Monday, 13 August 2012
When I'm stuck with a day
That's gray and lonely
I just stick out my chin
And grin and say, oh
The sun'll come out tomorrow
So you gotta hang on 'til tomorrow
Come what may
- Annie the Musical ( "Tomorrow"
Having nightmares about chemo. Clearly my subconscious is not getting the hint !
Before anyone worries- nope, I'm not down, but I am nervous about starting chemotherapy. I hate unknowns. Even when I was diagnosed I figured I'd find a way to handle things... researching outcomes, and treatments, and just reading the blogs and experiences of other people out there helped a lot. I wasn't afraid of the cancer.. I was afraid of the unknown.
I had my surgery with the best possible outcome, and I know that chemotherapy is just another step in getting rid of the cancer, hopefully for good. 2012 was the year to take it all on, and that's fine by me. If anything watching the Olympics has reminded me again the amazing feats that a body is capable of, that sheer determination and dedication can produce.

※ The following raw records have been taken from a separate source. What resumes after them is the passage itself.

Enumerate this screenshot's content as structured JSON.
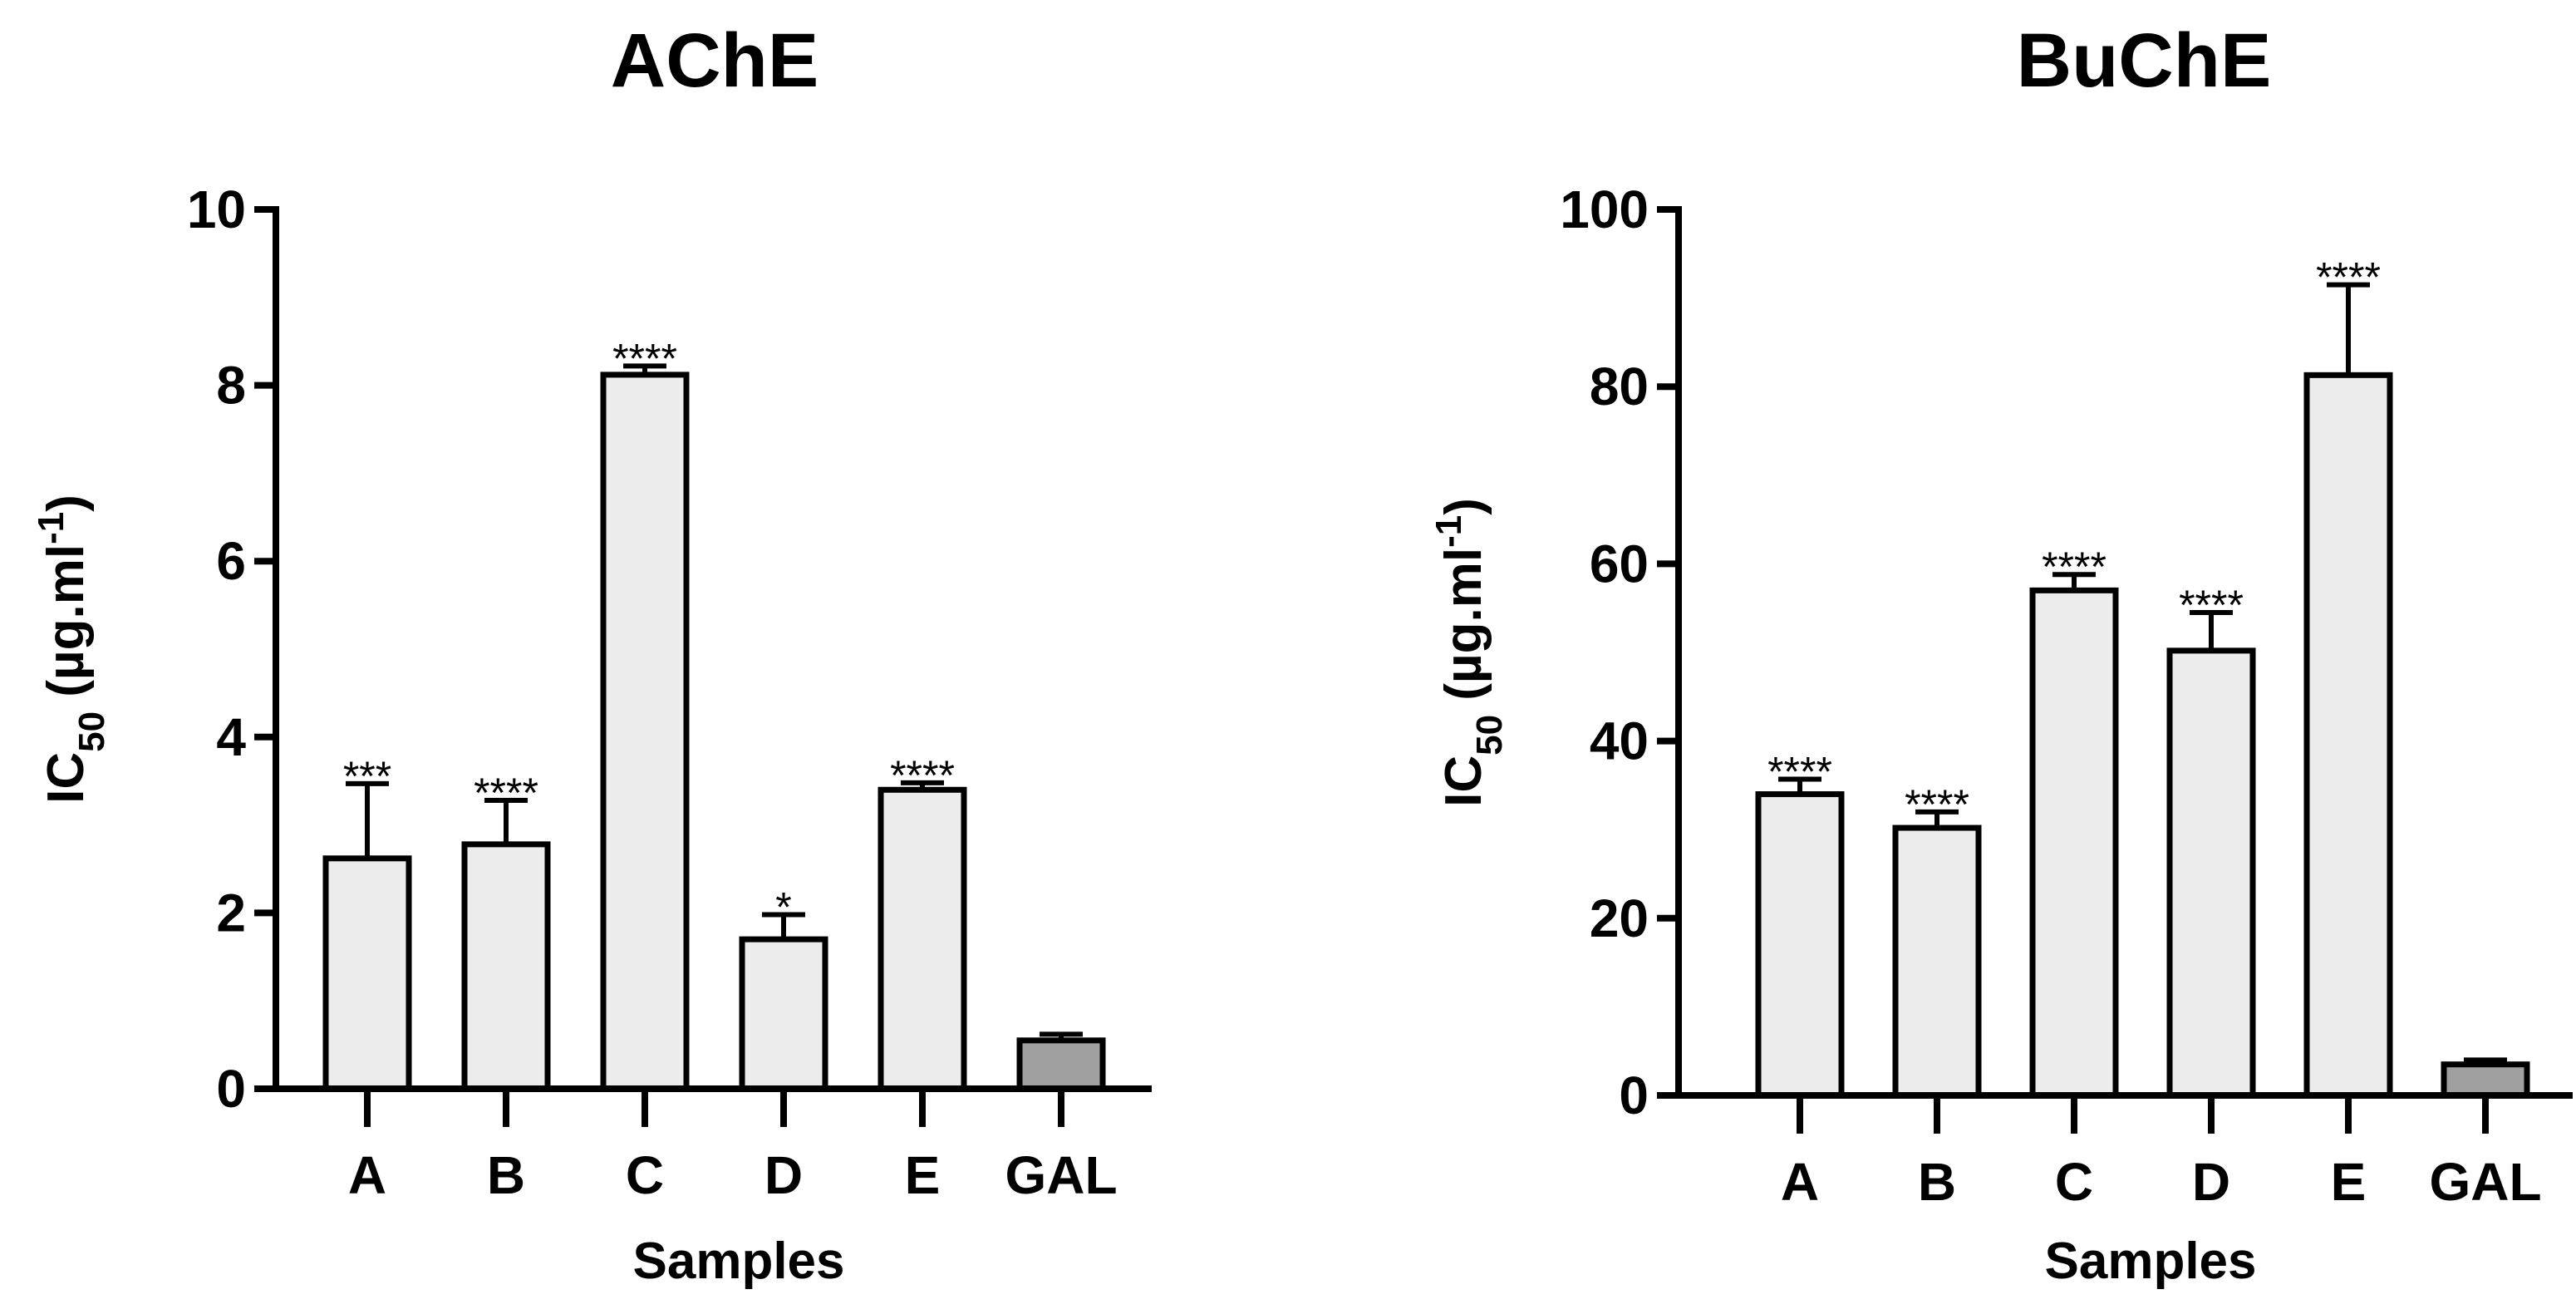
{
  "chart_data": [
    {
      "type": "bar",
      "title": "AChE",
      "x_label": "Samples",
      "y_label": [
        "IC",
        "50",
        " (µg.ml",
        "-1",
        ")"
      ],
      "categories": [
        "A",
        "B",
        "C",
        "D",
        "E",
        "GAL"
      ],
      "values": [
        2.62,
        2.78,
        8.12,
        1.7,
        3.4,
        0.55
      ],
      "errors": [
        0.85,
        0.5,
        0.1,
        0.28,
        0.08,
        0.07
      ],
      "annotations": [
        "***",
        "****",
        "****",
        "*",
        "****",
        null
      ],
      "colors": [
        "#ececec",
        "#ececec",
        "#ececec",
        "#ececec",
        "#ececec",
        "#a0a0a0"
      ],
      "ylim": [
        0,
        10
      ],
      "yticks": [
        0,
        2,
        4,
        6,
        8,
        10
      ]
    },
    {
      "type": "bar",
      "title": "BuChE",
      "x_label": "Samples",
      "y_label": [
        "IC",
        "50",
        " (µg.ml",
        "-1",
        ")"
      ],
      "categories": [
        "A",
        "B",
        "C",
        "D",
        "E",
        "GAL"
      ],
      "values": [
        34,
        30.2,
        57,
        50.2,
        81.3,
        3.5
      ],
      "errors": [
        1.7,
        1.8,
        1.8,
        4.3,
        10.2,
        0.5
      ],
      "annotations": [
        "****",
        "****",
        "****",
        "****",
        "****",
        null
      ],
      "colors": [
        "#ececec",
        "#ececec",
        "#ececec",
        "#ececec",
        "#ececec",
        "#a0a0a0"
      ],
      "ylim": [
        0,
        100
      ],
      "yticks": [
        0,
        20,
        40,
        60,
        80,
        100
      ]
    }
  ]
}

However, I would be lying if I said I'm not dreading the actual treatment, and not knowing how it will affect me. Will I have the same horrible nausea and sharp weightloss as I did just after surgery ? What about all the other possible side effects one reads about? Then again, some people go through it relatively unfazed... so which one will I be? And what will the next half year be like? I have no answers for that.
I have a vague idea as to what to expect, thanks to the online support group that I belong to. They are amazing people, and many have gone through chemo ( different regimens, and with different results and side effects.) But at best that's what it is... a vague idea of what MIGHT be. I just remind myself that I hate the cancer more than any side effect that might come my way!
Yesterday I went to a friend's wedding, and was reminded of all the life and love that I am lucky to have. Chris and I are planning our own celebration in September, a vow renewal for our 12th anniversary. We are also making plans for something else to celebrate the end of chemo once it takes place, hopefully, in mid January. As much as the mind seems to focus on future dread, I choose to derail it and re-focus in on wonderful future projects.